On watchmaking he says, “It’s amazing how these watchmakers have a heart for their work. The number of parts … because I got crazy with five parts and they still are okay with 700 or 800 parts in a watch. I think that was the most impressive thing! How can you get an overview of so many parts?”
He used tubes as they were something very available where he came from. As a young boy, he used to blow paper darts with them. The tubes were on the street, everywhere. It was quite a common material. Then he did the project with the flying saucer or UFO after which he started building quick constructions and writing an article for a newspaper and the combination came just right. “This tube saw so many more things, it turns out it is endless. You could heat it up, bend it … Now, I can think in these kind of tubes, all kinds of methods. Just like a carpenter has his tricks with the joints, I have tricks with my tubes … it’s a special profession, a way to work on the tubes.”

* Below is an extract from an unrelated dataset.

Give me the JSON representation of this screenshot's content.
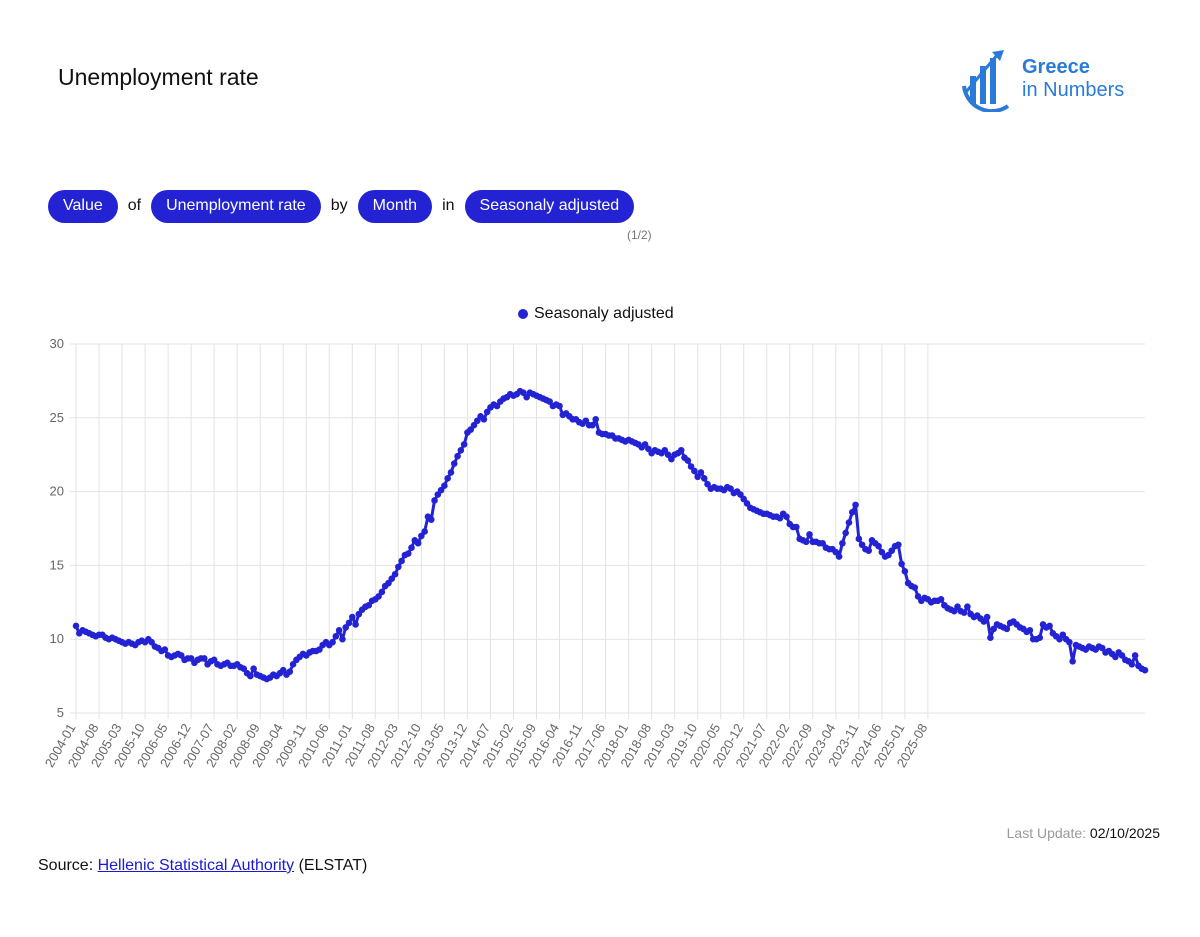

When asked how long the process takes, he shared, “Usually half a year to build a beest, bring it to the beach in summer and run all kinds of experiments … beach, water and sand. In the fall, we’re wiser and then I declare the animal extinct. The cycle is about one year … the modifications, it’s not you who makes an animal. I have a plan and it is changed very early in the process and it becomes a different thing. It is a process of growing. I might wake up with a very good idea in the morning. Then in the afternoon, the tubes, they always protest, never want to do what I want to do. I cannot predict where the beest is going.”
Jansen also created a middle sort of a backbone and leg system in 1991 in a certain combination of length of tubes. Otherwise it won’t walk at all. There are 13 numbers as a DNA code of the leg system. Based on the leg system, there is a middle sort of back movement, and it makes the legs walk.
Obviously evolution in the process! We can’t wait to see what the next Strandbeest will look like and will it one day be a unique kind of life form of its own?